Possible graves discovered in Pinora Twp.

PINORA TWP. – Several possible grave sites were identified at a rediscovered cemetery in Pinora Township, according to a report released by Farrier Surveying, Inc., based in Kalkaska.

When Sid Woods, a Pinora Township trustee, stumbled upon records of the old cemetery's deed in 2011, the following investigation indicated the presence of two, maybe three bodies buried in section 30 of the township. It was suspected that these were family members of the land's previous owner, Willard Gould.

After a ground penetrating radar survey conducted on July 9 by Don Stocking, senior crew chief with Farrier Surveying, members of the Pinora Township Board of Trustees were presented with evidence of 10 to 14 possible grave sites located within the three-acre plot.

"I never dreamed I'd be doing forensic work," Stocking said as he pushed his GPR equipment across the sandy terrain at the top of a hill overlooking Section 30. "The GPR is a glorified fish finder, more or less. It runs off radio waves to shoot an image into the ground, reflects that image back up and puts it on a recorder. It doesn't really take pictures, it just tells you that there's something down there."

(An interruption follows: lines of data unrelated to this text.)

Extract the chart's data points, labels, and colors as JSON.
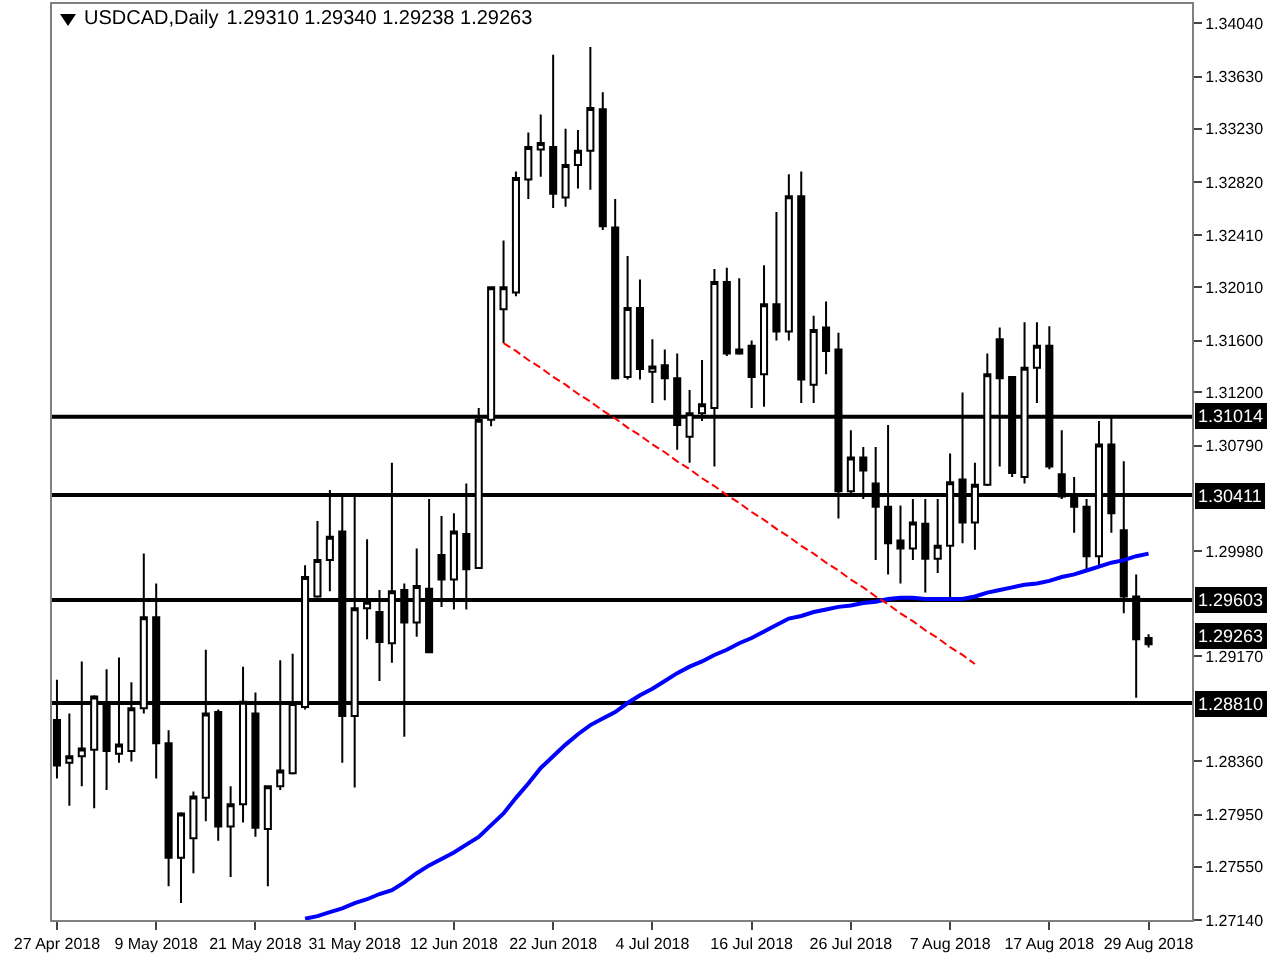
{
  "chart_data": {
    "type": "candlestick",
    "title": "USDCAD,Daily",
    "subtitle": "1.29310 1.29340 1.29238 1.29263",
    "categories": [
      "27 Apr 2018",
      null,
      null,
      null,
      null,
      null,
      null,
      null,
      "9 May 2018",
      null,
      null,
      null,
      null,
      null,
      null,
      null,
      "21 May 2018",
      null,
      null,
      null,
      null,
      null,
      null,
      null,
      "31 May 2018",
      null,
      null,
      null,
      null,
      null,
      null,
      null,
      "12 Jun 2018",
      null,
      null,
      null,
      null,
      null,
      null,
      null,
      "22 Jun 2018",
      null,
      null,
      null,
      null,
      null,
      null,
      null,
      "4 Jul 2018",
      null,
      null,
      null,
      null,
      null,
      null,
      null,
      "16 Jul 2018",
      null,
      null,
      null,
      null,
      null,
      null,
      null,
      "26 Jul 2018",
      null,
      null,
      null,
      null,
      null,
      null,
      null,
      "7 Aug 2018",
      null,
      null,
      null,
      null,
      null,
      null,
      null,
      "17 Aug 2018",
      null,
      null,
      null,
      null,
      null,
      null,
      null,
      "29 Aug 2018"
    ],
    "ohlc": [
      [
        1.2868,
        1.2899,
        1.2823,
        1.2833
      ],
      [
        1.2835,
        1.2873,
        1.2802,
        1.284
      ],
      [
        1.284,
        1.2913,
        1.2817,
        1.2846
      ],
      [
        1.2845,
        1.2887,
        1.28,
        1.2886
      ],
      [
        1.2879,
        1.2907,
        1.2814,
        1.2844
      ],
      [
        1.2842,
        1.2916,
        1.2835,
        1.2849
      ],
      [
        1.2844,
        1.2897,
        1.2836,
        1.2877
      ],
      [
        1.2877,
        1.2996,
        1.2873,
        1.2947
      ],
      [
        1.2947,
        1.2973,
        1.2823,
        1.285
      ],
      [
        1.285,
        1.286,
        1.274,
        1.2762
      ],
      [
        1.2762,
        1.2797,
        1.2727,
        1.2796
      ],
      [
        1.2777,
        1.2813,
        1.275,
        1.2809
      ],
      [
        1.2808,
        1.2922,
        1.279,
        1.2873
      ],
      [
        1.2874,
        1.2876,
        1.2775,
        1.2786
      ],
      [
        1.2786,
        1.2817,
        1.2747,
        1.2803
      ],
      [
        1.2803,
        1.2909,
        1.2789,
        1.2882
      ],
      [
        1.2873,
        1.2889,
        1.2778,
        1.2785
      ],
      [
        1.2784,
        1.2817,
        1.274,
        1.2817
      ],
      [
        1.2817,
        1.2914,
        1.2814,
        1.2829
      ],
      [
        1.2827,
        1.2919,
        1.2826,
        1.2881
      ],
      [
        1.2878,
        1.2987,
        1.2876,
        1.2978
      ],
      [
        1.2963,
        1.3021,
        1.2962,
        1.2991
      ],
      [
        1.2991,
        1.3045,
        1.2967,
        1.3009
      ],
      [
        1.3013,
        1.304,
        1.2835,
        1.2871
      ],
      [
        1.2871,
        1.304,
        1.2816,
        1.2954
      ],
      [
        1.2954,
        1.3007,
        1.293,
        1.2959
      ],
      [
        1.2951,
        1.2968,
        1.2898,
        1.2928
      ],
      [
        1.2927,
        1.3066,
        1.2912,
        1.2967
      ],
      [
        1.2968,
        1.2973,
        1.2855,
        1.2943
      ],
      [
        1.2943,
        1.3,
        1.2932,
        1.2971
      ],
      [
        1.2969,
        1.3038,
        1.292,
        1.292
      ],
      [
        1.2995,
        1.3025,
        1.2955,
        1.2976
      ],
      [
        1.2976,
        1.3027,
        1.2953,
        1.3013
      ],
      [
        1.3011,
        1.305,
        1.2953,
        1.2984
      ],
      [
        1.2985,
        1.3108,
        1.2985,
        1.3099
      ],
      [
        1.3099,
        1.3201,
        1.3094,
        1.3201
      ],
      [
        1.3184,
        1.3237,
        1.3158,
        1.3201
      ],
      [
        1.3197,
        1.329,
        1.3194,
        1.3285
      ],
      [
        1.3284,
        1.332,
        1.3269,
        1.3309
      ],
      [
        1.3307,
        1.3334,
        1.3286,
        1.3312
      ],
      [
        1.3309,
        1.338,
        1.3262,
        1.3273
      ],
      [
        1.327,
        1.3323,
        1.3263,
        1.3295
      ],
      [
        1.3295,
        1.3322,
        1.3277,
        1.3306
      ],
      [
        1.3306,
        1.3386,
        1.3276,
        1.3339
      ],
      [
        1.3338,
        1.3351,
        1.3245,
        1.3248
      ],
      [
        1.3247,
        1.3269,
        1.313,
        1.3131
      ],
      [
        1.3132,
        1.3225,
        1.313,
        1.3185
      ],
      [
        1.3185,
        1.3207,
        1.313,
        1.3138
      ],
      [
        1.3136,
        1.3161,
        1.3112,
        1.314
      ],
      [
        1.3141,
        1.3153,
        1.3114,
        1.3131
      ],
      [
        1.3131,
        1.315,
        1.3076,
        1.3095
      ],
      [
        1.3086,
        1.3122,
        1.3066,
        1.3104
      ],
      [
        1.3104,
        1.3145,
        1.3098,
        1.3111
      ],
      [
        1.3108,
        1.3215,
        1.3063,
        1.3205
      ],
      [
        1.3205,
        1.3216,
        1.3148,
        1.315
      ],
      [
        1.3153,
        1.3208,
        1.3149,
        1.315
      ],
      [
        1.3156,
        1.316,
        1.3108,
        1.3132
      ],
      [
        1.3134,
        1.3218,
        1.3109,
        1.3188
      ],
      [
        1.3188,
        1.3259,
        1.316,
        1.3167
      ],
      [
        1.3167,
        1.3288,
        1.316,
        1.3271
      ],
      [
        1.3271,
        1.329,
        1.3112,
        1.313
      ],
      [
        1.3126,
        1.3179,
        1.3112,
        1.3168
      ],
      [
        1.317,
        1.319,
        1.3134,
        1.3152
      ],
      [
        1.3153,
        1.3166,
        1.3023,
        1.3044
      ],
      [
        1.3044,
        1.3091,
        1.304,
        1.307
      ],
      [
        1.307,
        1.3078,
        1.3038,
        1.306
      ],
      [
        1.305,
        1.3078,
        1.2991,
        1.3032
      ],
      [
        1.3032,
        1.3095,
        1.298,
        1.3004
      ],
      [
        1.3006,
        1.3033,
        1.2973,
        1.3
      ],
      [
        1.3,
        1.3038,
        1.2991,
        1.302
      ],
      [
        1.3019,
        1.3038,
        1.2966,
        1.2992
      ],
      [
        1.2992,
        1.3038,
        1.2981,
        1.3002
      ],
      [
        1.3002,
        1.3073,
        1.2961,
        1.3051
      ],
      [
        1.3053,
        1.312,
        1.3004,
        1.302
      ],
      [
        1.302,
        1.3066,
        1.2999,
        1.3049
      ],
      [
        1.3049,
        1.315,
        1.3048,
        1.3134
      ],
      [
        1.3161,
        1.317,
        1.3063,
        1.3131
      ],
      [
        1.3132,
        1.3132,
        1.3055,
        1.3058
      ],
      [
        1.3055,
        1.3174,
        1.305,
        1.3139
      ],
      [
        1.3139,
        1.3174,
        1.3112,
        1.3156
      ],
      [
        1.3156,
        1.3171,
        1.3061,
        1.3063
      ],
      [
        1.3057,
        1.3091,
        1.3038,
        1.304
      ],
      [
        1.304,
        1.3055,
        1.3012,
        1.3032
      ],
      [
        1.3032,
        1.3038,
        1.2984,
        1.2994
      ],
      [
        1.2994,
        1.3098,
        1.2986,
        1.308
      ],
      [
        1.308,
        1.3102,
        1.3012,
        1.3027
      ],
      [
        1.3014,
        1.3067,
        1.295,
        1.2963
      ],
      [
        1.2963,
        1.298,
        1.2885,
        1.293
      ],
      [
        1.2931,
        1.2934,
        1.29238,
        1.29263
      ]
    ],
    "series": [
      {
        "type": "line",
        "color": "#0000ff",
        "line_style": "solid",
        "values": [
          null,
          null,
          null,
          null,
          null,
          null,
          null,
          null,
          null,
          null,
          null,
          null,
          null,
          null,
          null,
          null,
          null,
          null,
          null,
          null,
          1.2715,
          1.2717,
          1.272,
          1.2723,
          1.2727,
          1.273,
          1.2734,
          1.2737,
          1.2743,
          1.275,
          1.2756,
          1.2761,
          1.2766,
          1.2772,
          1.2778,
          1.2787,
          1.2796,
          1.2808,
          1.2819,
          1.2831,
          1.284,
          1.2849,
          1.2857,
          1.2864,
          1.2869,
          1.2874,
          1.2881,
          1.2887,
          1.2892,
          1.2898,
          1.2904,
          1.2909,
          1.2913,
          1.2918,
          1.2922,
          1.2927,
          1.2931,
          1.2936,
          1.2941,
          1.2946,
          1.2948,
          1.2951,
          1.2953,
          1.2955,
          1.2956,
          1.2958,
          1.2959,
          1.2961,
          1.2962,
          1.2962,
          1.2961,
          1.2961,
          1.2961,
          1.2961,
          1.2963,
          1.2966,
          1.2968,
          1.297,
          1.2972,
          1.2973,
          1.2975,
          1.2978,
          1.298,
          1.2983,
          1.2986,
          1.2989,
          1.2991,
          1.2994,
          1.2996
        ]
      },
      {
        "type": "line",
        "color": "#ff0000",
        "line_style": "dashed",
        "values": [
          null,
          null,
          null,
          null,
          null,
          null,
          null,
          null,
          null,
          null,
          null,
          null,
          null,
          null,
          null,
          null,
          null,
          null,
          null,
          null,
          null,
          null,
          null,
          null,
          null,
          null,
          null,
          null,
          null,
          null,
          null,
          null,
          null,
          null,
          null,
          null,
          1.3158,
          1.3152,
          1.3145,
          1.3139,
          1.3132,
          1.3126,
          1.3119,
          1.3113,
          1.3106,
          1.31,
          1.3093,
          1.3087,
          1.308,
          1.3074,
          1.3067,
          1.3061,
          1.3054,
          1.3048,
          1.3041,
          1.3035,
          1.3028,
          1.3022,
          1.3015,
          1.3009,
          1.3002,
          1.2996,
          1.2989,
          1.2983,
          1.2976,
          1.297,
          1.2963,
          1.2957,
          1.295,
          1.2944,
          1.2937,
          1.2931,
          1.2924,
          1.2918,
          1.2911,
          null,
          null,
          null,
          null,
          null,
          null,
          null,
          null,
          null,
          null,
          null,
          null,
          null,
          null
        ]
      }
    ],
    "ylim": [
      1.2714,
      1.3419
    ],
    "yticks": [
      {
        "value": 1.3404,
        "label": "1.34040"
      },
      {
        "value": 1.3363,
        "label": "1.33630"
      },
      {
        "value": 1.3323,
        "label": "1.33230"
      },
      {
        "value": 1.3282,
        "label": "1.32820"
      },
      {
        "value": 1.3241,
        "label": "1.32410"
      },
      {
        "value": 1.3201,
        "label": "1.32010"
      },
      {
        "value": 1.316,
        "label": "1.31600"
      },
      {
        "value": 1.312,
        "label": "1.31200"
      },
      {
        "value": 1.3079,
        "label": "1.30790"
      },
      {
        "value": 1.2998,
        "label": "1.29980"
      },
      {
        "value": 1.2917,
        "label": "1.29170"
      },
      {
        "value": 1.2836,
        "label": "1.28360"
      },
      {
        "value": 1.2795,
        "label": "1.27950"
      },
      {
        "value": 1.2755,
        "label": "1.27550"
      },
      {
        "value": 1.2714,
        "label": "1.27140"
      }
    ],
    "ref_lines": [
      {
        "axis": "y",
        "value": 1.31014,
        "label": "1.31014",
        "color": "#000000"
      },
      {
        "axis": "y",
        "value": 1.30411,
        "label": "1.30411",
        "color": "#000000"
      },
      {
        "axis": "y",
        "value": 1.29603,
        "label": "1.29603",
        "color": "#000000"
      },
      {
        "axis": "y",
        "value": 1.2881,
        "label": "1.28810",
        "color": "#000000"
      }
    ],
    "annotations": [
      "1.29263"
    ]
  }
}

Stocking said he was contacted by Pinora Township Supervisor Victoria Dennett several months ago about the possibility of conducting a survey of the cemetery. As he worked, Stocking placed blue flags into the soft ground wherever his GPR equipment told him there was an anomaly in the soil.

In the end, what he had was a grid of flags indicating several grave sites at the top of the hill, some of which were in the direct path of weathered ATV and other off-road vehicle tracks.

Stocking said the rustic, wooded landscape of the three-acre plot could have caused him a lot more trouble during his survey. He found the majority of anomalies under the sandy terrain at the top of the hill, making it unnecessary to use his equipment at the far reaches of the plot, which ended among tall grass, bushes and trees.

"I've done a handful of cemeteries, but they've all been plotted and much more modern than this," Stocking said. "I'm pretty confident those anomalies are bodies and I'm betting they're buried in pine boxes based on the images. I'm impressed with the images I received. If it was a body in a blanket, it would be more distorted and it wouldn't give you a nice hyperbola."

Other parties involved in the cemetery project are satisfied with Stocking's findings for now, and have no immediate plans to confirm the number of bodies through excavation or other invasive measures.

The next step in this project is a simple memorial for the bodies they have documented, including Gould's daughter and a Pinora resident, said members of the Pinora Township Board of Trustees. Rather than dig up the graves, board members expressed a wish to section off the property so it can no longer be used as a recreational trail by off-road vehicles, which have caused significant damage to the site already.

Two descendants of the Gould family, Margaret and Donald Truax, traveled from their home in Illinois to observe the survey and fill some gaps in their family tree. The Truaxs are long-time history buffs who began searching back through their family lineage about 30 years ago as a fun activity to do with their children, Margaret said.

"I started when my kids were small," she said. "It's really fascinating. The Goulds were an interesting family. Willard was born in Canada in 1837 and came here in the 1860s. And then, when he was in his 50s, he took up and went to Oklahoma, so he was kind of a wandering guy."

The Truaxs were close to discovering the cemetery themselves about five years ago, when they visited Lake County and saw the deed to the Gould property in the courthouse. Being unfamiliar with the area, however, they went searching in the wrong section of Pinora Township and went home empty handed.

The couple was invited to a Pinora Township board meeting earlier this year to discuss Woods' discovery of the cemetery's deed and death certificates in 2011, and the hunt for family history was renewed. Now, the prospect of finding a piece of their family is exciting for them both, and they have pledged to donate a plaque or other marker to recognize the graves.

"Margaret and I, and Sid and his brother, came over to the site and Sid showed us where it is. He also took us to where he thought the homestead probably was up in the woods," Donald said. "I volunteered that, if we found a site, my family would mark the grave with an appropriate memorial. Maybe a sign that would describe what was there."

Members of the International Transmission Company, which has power lines running through the three-acre plot, and the Michigan DNR also have expressed an interest in working with the township to preserve and protect the site from future damage.